British banjo player Winston Marshall announced on Thursday that he’s leaving the folk-rock band Mumford & Sons.
The decision comes after Marshall was embroiled in a Twitter storm over his comment on a book by U.S. journalist Andy Ngo.
Writing in a blog on Medium, the 33-year-old musician said he decided to leave his beloved band so he could speak freely without affecting his friends and bandmates Marcus Mumford, Ben Lovett, and Ted Dwane, who wished him well after his announcement.
“We wish you all the best for the future, Win, and we love you man. M, B & T,” the trio wrote on Twitter.
After reading Ngo’s book Unmasked: Inside Antifa’s Radical Plan to Destroy Democracy in March, Marshall wrote to Ngo in a Twitter comment, congratulating the author for his “important book” and being “a brave man.”
Marshall said that posting about books had been a theme of his social media throughout the CCP (Chinese Communist Party) virus pandemic, but the tweet he believed to be “as innocuous as the others” attracted “tens of thousands of angry retweets and comments” within 24 hours, and his bandmates and their families also become targets of attack.
“Despite being four individuals we were, in the eyes of the public, a unity. Furthermore it’s our singer’s name on the tin. That name was being dragged through some pretty ugly accusations, as a result of my tweet,” Marshall wrote.
“The distress brought to them and their families that weekend I regret very much. I remain sincerely sorry for that. Unintentionally, I had pulled them into a divisive and totemic issue.”
Marshall said his bandmates invited him to stay on despite the pressure to nix him.
He made an apology over his tweet, partly to protect his bandmates, partly due to the fact that maybe he “did not know something about the author or his work.”
Marshall said he continued to be mobbed on Twitter, this time from both sides, for the “sin of apologising” as well as being “right-wing.”
Labelling himself as fluttering “between ‘centrist,’ ‘liberal,’ or the more honest ‘bit this, bit that,'” Marshall stood by him first tweet after reflecting.
“The truth is that my commenting on a book that documents the extreme Far-Left and their activities is in no way an endorsement of the equally repugnant Far-Right,” he wrote.

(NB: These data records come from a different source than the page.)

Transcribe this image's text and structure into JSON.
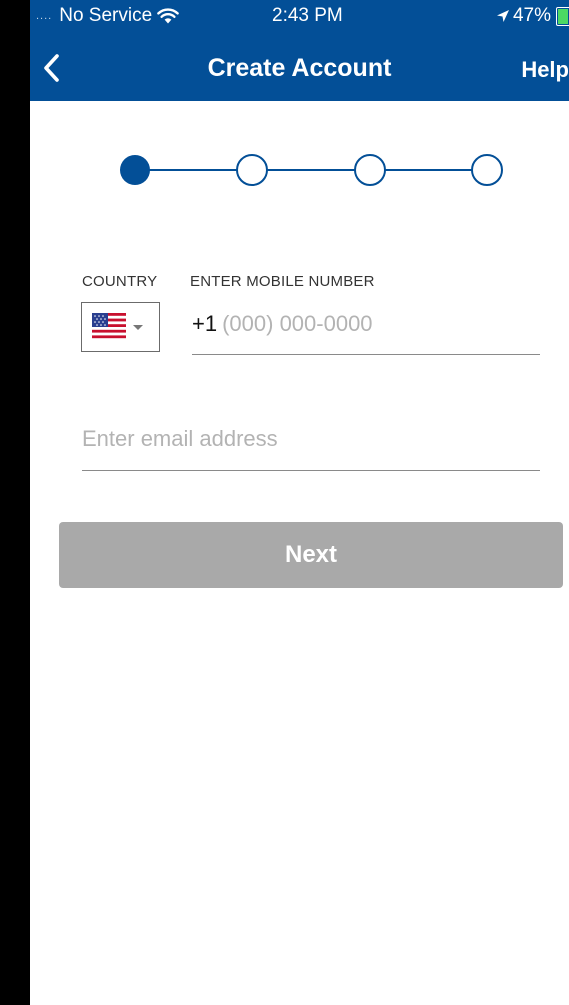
{
  "status_bar": {
    "signal_dots": "....",
    "carrier": "No Service",
    "time": "2:43 PM",
    "battery_percent": "47%",
    "battery_color": "#4cd964"
  },
  "header": {
    "title": "Create Account",
    "help_label": "Help",
    "background_color": "#034f97"
  },
  "stepper": {
    "total_steps": 4,
    "current_step": 1,
    "color": "#034f97"
  },
  "form": {
    "country_label": "COUNTRY",
    "country_flag": "us-flag-icon",
    "mobile_label": "ENTER MOBILE NUMBER",
    "phone_prefix": "+1",
    "phone_placeholder": "(000) 000-0000",
    "email_placeholder": "Enter email address"
  },
  "next_button": {
    "label": "Next",
    "enabled": false,
    "color": "#a9a9a9"
  }
}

“The truth is that reporting on extremism at the great risk of endangering oneself is unquestionably brave,” Marcus continued.

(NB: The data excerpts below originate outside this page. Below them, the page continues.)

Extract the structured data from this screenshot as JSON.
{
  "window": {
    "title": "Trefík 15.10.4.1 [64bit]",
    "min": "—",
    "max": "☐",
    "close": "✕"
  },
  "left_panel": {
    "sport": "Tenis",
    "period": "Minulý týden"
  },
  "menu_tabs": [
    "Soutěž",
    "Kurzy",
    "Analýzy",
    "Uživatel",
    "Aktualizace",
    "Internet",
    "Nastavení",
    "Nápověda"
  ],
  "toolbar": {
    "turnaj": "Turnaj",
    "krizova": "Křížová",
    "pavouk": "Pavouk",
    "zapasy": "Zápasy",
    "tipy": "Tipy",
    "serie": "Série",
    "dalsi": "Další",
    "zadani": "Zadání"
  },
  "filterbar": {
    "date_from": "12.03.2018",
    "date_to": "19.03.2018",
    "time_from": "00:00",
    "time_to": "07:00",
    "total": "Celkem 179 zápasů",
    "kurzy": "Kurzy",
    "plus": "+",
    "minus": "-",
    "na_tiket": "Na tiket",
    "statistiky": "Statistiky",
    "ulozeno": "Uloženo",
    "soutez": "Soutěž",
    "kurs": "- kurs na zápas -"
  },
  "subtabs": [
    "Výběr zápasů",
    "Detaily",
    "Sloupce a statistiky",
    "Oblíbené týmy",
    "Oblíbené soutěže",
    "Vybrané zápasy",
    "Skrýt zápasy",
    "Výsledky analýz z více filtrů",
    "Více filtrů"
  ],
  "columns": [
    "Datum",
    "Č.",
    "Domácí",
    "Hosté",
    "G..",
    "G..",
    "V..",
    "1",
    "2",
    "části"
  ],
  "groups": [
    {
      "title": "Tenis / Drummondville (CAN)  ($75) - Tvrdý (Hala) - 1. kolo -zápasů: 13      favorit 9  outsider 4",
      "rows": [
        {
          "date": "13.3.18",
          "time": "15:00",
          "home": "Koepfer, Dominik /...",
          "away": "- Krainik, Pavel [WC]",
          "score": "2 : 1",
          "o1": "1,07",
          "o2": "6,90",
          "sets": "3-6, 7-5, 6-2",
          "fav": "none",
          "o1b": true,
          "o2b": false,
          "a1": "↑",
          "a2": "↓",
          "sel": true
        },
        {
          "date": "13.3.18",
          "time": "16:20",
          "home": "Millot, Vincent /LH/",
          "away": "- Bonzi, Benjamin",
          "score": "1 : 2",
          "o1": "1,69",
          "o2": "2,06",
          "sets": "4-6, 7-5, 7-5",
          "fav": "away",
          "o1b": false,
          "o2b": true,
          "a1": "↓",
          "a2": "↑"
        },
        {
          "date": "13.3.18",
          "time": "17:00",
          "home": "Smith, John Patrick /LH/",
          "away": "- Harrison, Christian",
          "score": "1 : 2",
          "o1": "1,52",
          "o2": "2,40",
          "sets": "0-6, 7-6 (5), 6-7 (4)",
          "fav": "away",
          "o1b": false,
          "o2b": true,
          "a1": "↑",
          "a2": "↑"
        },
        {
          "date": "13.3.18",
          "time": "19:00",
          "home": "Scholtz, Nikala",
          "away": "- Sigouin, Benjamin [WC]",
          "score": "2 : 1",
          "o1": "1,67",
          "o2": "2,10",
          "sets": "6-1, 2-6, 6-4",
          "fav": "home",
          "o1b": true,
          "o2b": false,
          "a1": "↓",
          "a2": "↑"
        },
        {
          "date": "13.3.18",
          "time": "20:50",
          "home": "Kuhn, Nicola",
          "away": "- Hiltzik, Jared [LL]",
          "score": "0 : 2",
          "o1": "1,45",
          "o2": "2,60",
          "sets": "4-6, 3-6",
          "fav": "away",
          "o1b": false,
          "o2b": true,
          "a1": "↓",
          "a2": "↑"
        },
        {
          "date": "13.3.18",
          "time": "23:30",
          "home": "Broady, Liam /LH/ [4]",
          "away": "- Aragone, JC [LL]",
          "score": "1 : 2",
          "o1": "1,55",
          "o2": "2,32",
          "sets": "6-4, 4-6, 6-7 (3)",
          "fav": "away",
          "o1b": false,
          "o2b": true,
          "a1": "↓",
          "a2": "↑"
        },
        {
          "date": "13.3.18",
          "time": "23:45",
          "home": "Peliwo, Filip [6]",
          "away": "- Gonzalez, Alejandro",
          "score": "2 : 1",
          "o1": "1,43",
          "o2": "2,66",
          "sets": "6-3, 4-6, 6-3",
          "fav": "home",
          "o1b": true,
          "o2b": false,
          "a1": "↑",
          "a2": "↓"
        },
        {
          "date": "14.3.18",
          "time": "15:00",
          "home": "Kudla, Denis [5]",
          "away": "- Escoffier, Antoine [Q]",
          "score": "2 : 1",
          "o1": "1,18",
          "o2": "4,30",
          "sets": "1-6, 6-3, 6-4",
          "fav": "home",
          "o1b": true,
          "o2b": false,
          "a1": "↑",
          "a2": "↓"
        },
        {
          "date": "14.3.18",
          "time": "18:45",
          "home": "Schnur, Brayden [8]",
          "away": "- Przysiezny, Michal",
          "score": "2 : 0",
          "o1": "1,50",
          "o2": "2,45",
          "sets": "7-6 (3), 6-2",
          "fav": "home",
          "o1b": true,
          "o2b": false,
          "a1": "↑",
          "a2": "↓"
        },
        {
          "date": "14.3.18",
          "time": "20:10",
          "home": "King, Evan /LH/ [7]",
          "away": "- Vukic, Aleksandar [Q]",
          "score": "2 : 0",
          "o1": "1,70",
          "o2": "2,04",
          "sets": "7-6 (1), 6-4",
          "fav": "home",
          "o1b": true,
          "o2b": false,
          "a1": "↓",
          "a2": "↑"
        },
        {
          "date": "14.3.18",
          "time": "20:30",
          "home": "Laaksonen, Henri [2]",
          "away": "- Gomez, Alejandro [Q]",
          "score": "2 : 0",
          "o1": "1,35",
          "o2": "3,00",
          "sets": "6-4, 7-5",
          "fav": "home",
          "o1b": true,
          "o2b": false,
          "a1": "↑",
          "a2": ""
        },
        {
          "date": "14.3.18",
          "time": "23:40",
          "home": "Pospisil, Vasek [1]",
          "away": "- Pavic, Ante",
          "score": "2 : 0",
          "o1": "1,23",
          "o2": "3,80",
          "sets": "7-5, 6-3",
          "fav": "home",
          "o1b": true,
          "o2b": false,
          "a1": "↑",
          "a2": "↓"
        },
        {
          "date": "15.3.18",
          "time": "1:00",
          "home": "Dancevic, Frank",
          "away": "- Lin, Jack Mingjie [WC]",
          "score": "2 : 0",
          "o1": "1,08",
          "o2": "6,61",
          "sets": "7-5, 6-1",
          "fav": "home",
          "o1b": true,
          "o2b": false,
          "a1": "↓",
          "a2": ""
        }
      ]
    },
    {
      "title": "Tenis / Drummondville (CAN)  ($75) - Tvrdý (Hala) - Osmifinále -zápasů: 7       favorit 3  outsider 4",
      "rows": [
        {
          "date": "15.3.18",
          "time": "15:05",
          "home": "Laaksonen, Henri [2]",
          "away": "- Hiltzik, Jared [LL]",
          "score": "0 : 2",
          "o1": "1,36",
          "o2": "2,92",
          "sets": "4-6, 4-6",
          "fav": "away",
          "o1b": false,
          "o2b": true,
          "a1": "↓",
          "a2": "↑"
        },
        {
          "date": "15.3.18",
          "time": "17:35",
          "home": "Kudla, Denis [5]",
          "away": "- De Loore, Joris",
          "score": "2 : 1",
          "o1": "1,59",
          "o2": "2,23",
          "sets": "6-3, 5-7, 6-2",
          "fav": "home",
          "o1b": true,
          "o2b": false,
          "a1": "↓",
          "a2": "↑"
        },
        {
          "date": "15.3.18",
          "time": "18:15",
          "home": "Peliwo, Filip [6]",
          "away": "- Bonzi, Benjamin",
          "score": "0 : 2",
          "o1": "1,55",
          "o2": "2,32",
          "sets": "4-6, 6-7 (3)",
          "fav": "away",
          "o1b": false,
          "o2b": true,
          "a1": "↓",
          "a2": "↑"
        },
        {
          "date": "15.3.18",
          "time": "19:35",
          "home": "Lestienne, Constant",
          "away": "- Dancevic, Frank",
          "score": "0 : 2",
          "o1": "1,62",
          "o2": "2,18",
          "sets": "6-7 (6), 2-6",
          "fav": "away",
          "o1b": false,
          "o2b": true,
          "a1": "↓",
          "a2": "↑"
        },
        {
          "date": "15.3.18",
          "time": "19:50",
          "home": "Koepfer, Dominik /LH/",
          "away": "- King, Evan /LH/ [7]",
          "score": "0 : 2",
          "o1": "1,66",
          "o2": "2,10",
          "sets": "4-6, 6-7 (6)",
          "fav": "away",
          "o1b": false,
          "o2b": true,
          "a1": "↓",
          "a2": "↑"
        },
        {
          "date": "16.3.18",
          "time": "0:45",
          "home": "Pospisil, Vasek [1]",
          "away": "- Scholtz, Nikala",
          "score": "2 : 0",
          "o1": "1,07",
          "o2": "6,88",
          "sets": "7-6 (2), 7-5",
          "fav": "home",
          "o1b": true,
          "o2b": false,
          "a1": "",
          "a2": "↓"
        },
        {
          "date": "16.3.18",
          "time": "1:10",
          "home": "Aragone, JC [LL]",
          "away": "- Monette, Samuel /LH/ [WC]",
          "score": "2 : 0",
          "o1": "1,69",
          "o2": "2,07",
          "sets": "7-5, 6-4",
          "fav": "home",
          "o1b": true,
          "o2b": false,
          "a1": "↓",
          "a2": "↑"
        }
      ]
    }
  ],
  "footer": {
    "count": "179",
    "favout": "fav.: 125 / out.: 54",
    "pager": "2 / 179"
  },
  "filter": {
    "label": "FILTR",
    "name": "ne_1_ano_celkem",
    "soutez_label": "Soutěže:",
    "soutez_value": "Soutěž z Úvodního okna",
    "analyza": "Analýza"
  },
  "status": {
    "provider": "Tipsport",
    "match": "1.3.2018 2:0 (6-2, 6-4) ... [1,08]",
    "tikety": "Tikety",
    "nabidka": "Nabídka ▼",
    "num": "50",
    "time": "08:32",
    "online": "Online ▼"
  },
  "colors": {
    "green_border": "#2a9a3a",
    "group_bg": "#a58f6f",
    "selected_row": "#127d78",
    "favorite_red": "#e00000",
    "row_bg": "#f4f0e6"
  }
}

“I also feel that my previous apology in a small way participates in the lie that such extremism does not exist, or worse, is a force for good.”
Quoting Russian writer Aleksandr Solzhenitsyn’s essay titled “Live Not By Lies,” the musician said he decided to leave the band because he couldn’t continue self-censoring.

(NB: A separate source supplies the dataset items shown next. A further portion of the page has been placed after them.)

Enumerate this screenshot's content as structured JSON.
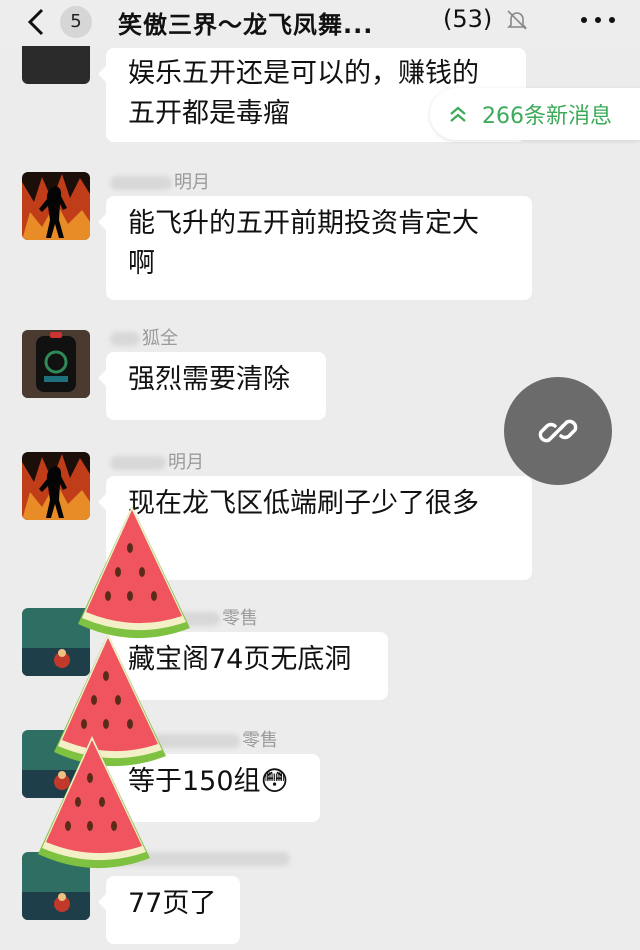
{
  "header": {
    "back_label": "",
    "unread_count": "5",
    "title": "笑傲三界～龙飞凤舞...",
    "member_count": "(53)"
  },
  "new_messages": {
    "label": "266条新消息"
  },
  "messages": [
    {
      "sender": "",
      "lines": [
        "娱乐五开还是可以的，赚钱的",
        "五开都是毒瘤"
      ]
    },
    {
      "sender": "明月",
      "lines": [
        "能飞升的五开前期投资肯定大",
        "啊"
      ]
    },
    {
      "sender": "狐全",
      "lines": [
        "强烈需要清除"
      ]
    },
    {
      "sender": "明月",
      "lines": [
        "现在龙飞区低端刷子少了很多",
        ""
      ]
    },
    {
      "sender": "零售",
      "lines": [
        "藏宝阁74页无底洞"
      ]
    },
    {
      "sender": "零售",
      "lines": [
        "等于150组😳"
      ]
    },
    {
      "sender": "",
      "lines": [
        "77页了"
      ]
    }
  ],
  "colors": {
    "accent_green": "#3daa59",
    "background": "#ececec",
    "bubble": "#ffffff"
  }
}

“I could remain and continue to self-censor but it will erode my sense of integrity. Gnaw my conscience,” he said. “I’ve already felt that beginning.”
But to speak out would “inevitably” bring his bandmates more trouble, a consequence Marshall said his “love, loyalty, and accountability to them cannot permit.”
Marshall concluded that the “only way forward” is to distance himself from the band and hope he can speak his mind without the others suffering the consequences.